En Europe, chacun est invité à contribuer aux études menées sur le frelon asiatique et le papillon Vulcain
Les sciences participatives ont le vent en poupe. En témoignent les 50 millions d’observations d’animaux récoltées à l’échelle nationale sur les carnets virtuels du programme VisioNature, piloté par la Ligue pour la protection des oiseaux (LPO), qui fournissent une base de données précieuse aux associations de protection de la nature. Mais l’Europe n’est pas en reste non plus et met actuellement à l’honneur deux insectes à travers des programmes de suivis participatifs : le frelon asiatique (Vespa velutina) et le papillon Vulcain (Vanessa atalanta). Le premier est une espèce invasive que chercheurs et décideurs tentent de réguler, le second effectue des migrations annuelles que les entomologistes souhaitent mieux comprendre.
Depuis son introduction accidentelle en France vers 2004, le frelon asiatique a connu une expansion fulgurante. on en recense aujourd’hui plusieurs dizaines de milliers sur l’ensemble du territoire. L’envahisseur a atteint les pays frontaliers : Espagne, Italie, Royaume Uni, Belgique. Il vient s’ajouter au cortège de fléaux qui menacent les abeilles, et inquiète grandement les apiculteurs. Pour cause, son éradication est désormais devenue illusoire. La lutte se concentre sur les moyens de freiner son expansion et réguler la densité de ses populations. Ainsi l’unité Santé et Agroécologie du Vignoble (Save) de l’Inra de Bordeaux, tout en analysant la biologie et le comportement des frelons à l’aide de puces de radio-identification RFID, a initié « Eurofrelon », un projet de recherche participative à échelle européenne, en partenariat avec le CNRS de Toulouse. Grâce à la capture de fondatrices partout en Europe, ils souhaitent comprendre les adaptations génétiques et morphologiques (taille, poids, taille des ailes etc…) qui changeraient leur vitesse de vol et favoriseraient leur expansion. Les résultats de cette étude permettront de mieux caractériser les populations suivant leur environnement, et d’ainsi mieux comprendre et suivre l’invasion, dans le but de mettre en place des stratégies de régulation adaptées, mais également de mieux anticiper leur expansion. Concrètement, le public peut contribuer à l’étude en identifiant et en piégeant des reines de frelons de Mars à Mai 2017 et en les transmettant ensuite aux chercheurs qui les étudieront.

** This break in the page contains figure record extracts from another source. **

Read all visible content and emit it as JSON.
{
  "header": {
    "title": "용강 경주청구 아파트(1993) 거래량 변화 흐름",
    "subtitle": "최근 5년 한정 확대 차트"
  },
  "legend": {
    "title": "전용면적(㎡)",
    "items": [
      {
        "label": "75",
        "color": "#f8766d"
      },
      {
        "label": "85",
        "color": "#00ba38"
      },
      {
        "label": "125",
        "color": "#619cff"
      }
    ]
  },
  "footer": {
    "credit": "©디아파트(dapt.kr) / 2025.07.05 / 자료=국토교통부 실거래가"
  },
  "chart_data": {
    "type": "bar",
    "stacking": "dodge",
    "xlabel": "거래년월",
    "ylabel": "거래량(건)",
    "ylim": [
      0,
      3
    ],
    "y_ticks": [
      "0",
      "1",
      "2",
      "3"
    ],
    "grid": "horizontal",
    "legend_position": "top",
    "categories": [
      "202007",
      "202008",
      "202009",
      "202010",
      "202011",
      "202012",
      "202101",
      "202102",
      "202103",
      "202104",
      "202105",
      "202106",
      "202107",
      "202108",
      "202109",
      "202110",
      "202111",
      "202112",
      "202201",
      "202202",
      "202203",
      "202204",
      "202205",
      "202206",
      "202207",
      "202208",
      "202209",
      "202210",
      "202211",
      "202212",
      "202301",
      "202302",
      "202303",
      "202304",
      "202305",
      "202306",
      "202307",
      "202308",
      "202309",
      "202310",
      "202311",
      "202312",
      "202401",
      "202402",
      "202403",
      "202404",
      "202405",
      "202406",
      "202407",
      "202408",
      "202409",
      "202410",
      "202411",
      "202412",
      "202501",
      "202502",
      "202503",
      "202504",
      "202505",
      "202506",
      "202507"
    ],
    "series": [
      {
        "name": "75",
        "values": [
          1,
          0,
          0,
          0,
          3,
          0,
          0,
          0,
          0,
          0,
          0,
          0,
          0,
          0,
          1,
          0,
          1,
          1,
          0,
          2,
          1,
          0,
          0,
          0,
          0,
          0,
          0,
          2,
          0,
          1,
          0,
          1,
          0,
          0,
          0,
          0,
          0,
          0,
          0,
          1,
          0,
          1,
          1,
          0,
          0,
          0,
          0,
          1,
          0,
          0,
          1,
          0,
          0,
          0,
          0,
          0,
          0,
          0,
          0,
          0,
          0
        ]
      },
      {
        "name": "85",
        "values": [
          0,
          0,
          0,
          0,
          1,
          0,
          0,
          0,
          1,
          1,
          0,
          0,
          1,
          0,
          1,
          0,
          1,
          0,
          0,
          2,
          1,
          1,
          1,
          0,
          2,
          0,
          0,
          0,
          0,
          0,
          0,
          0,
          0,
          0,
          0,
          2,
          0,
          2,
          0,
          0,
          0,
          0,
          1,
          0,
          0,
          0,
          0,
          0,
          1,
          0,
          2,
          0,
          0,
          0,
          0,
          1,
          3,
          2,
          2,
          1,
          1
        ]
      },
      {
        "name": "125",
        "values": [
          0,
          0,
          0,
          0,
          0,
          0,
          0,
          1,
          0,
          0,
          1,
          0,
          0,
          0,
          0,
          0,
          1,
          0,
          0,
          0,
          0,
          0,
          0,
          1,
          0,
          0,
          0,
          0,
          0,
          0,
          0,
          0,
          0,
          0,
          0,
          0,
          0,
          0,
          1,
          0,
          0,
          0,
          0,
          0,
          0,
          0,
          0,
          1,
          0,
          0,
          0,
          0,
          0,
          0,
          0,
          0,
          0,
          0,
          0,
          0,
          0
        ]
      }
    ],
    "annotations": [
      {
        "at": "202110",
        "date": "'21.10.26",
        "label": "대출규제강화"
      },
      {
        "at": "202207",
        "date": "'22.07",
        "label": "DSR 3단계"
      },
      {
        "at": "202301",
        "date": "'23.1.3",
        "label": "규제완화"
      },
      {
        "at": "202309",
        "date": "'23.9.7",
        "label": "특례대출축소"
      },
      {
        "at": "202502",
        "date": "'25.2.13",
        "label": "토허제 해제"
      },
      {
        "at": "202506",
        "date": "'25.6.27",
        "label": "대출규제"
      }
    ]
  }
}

Le papillon Vulcain, quant à lui, n’inquiète pas tant les chercheurs. Au contraire, ils aimeraient bien en savoir plus sur ses migrations. Chaque année, au printemps, il colonise l’Europe centrale et l’Europe du nord depuis le sud. En automne, la génération engendrée par les arrivées printanières migre retourne vers le sud, entraînant des mouvements spectaculaires de dizaines de milliers de papillons. Grâce à plus de 40 portails européens de sciences participatives partageant leurs données, le groupe de recherche «Migration et Écologie des Insectes» de l’Université de Berne, en Suisse, rassemble les observations de Vulcains récoltées par des milliers d’observateurs amateurs ou professionnels au travers de l’Europe. Cette richesse de données permettra non seulement de mieux comprendre l’occurrence et la phénologie du Vulcain, mais aussi d’étudier l’influence d’un environnement variable et d’un climat changeant. Les chercheurs veulent également explorer les routes de migration majeures et leur impact potentiel sur les écosystèmes qu’elles traversent. En prenant le Vulcain comme modèle, ils espèrent aussi tirer des conclusions plus générales qui pourraient être applicables à la compréhension du comportement d’autres insectes migrateurs, tel les ravageurs de cultures, importants sur le plan économique.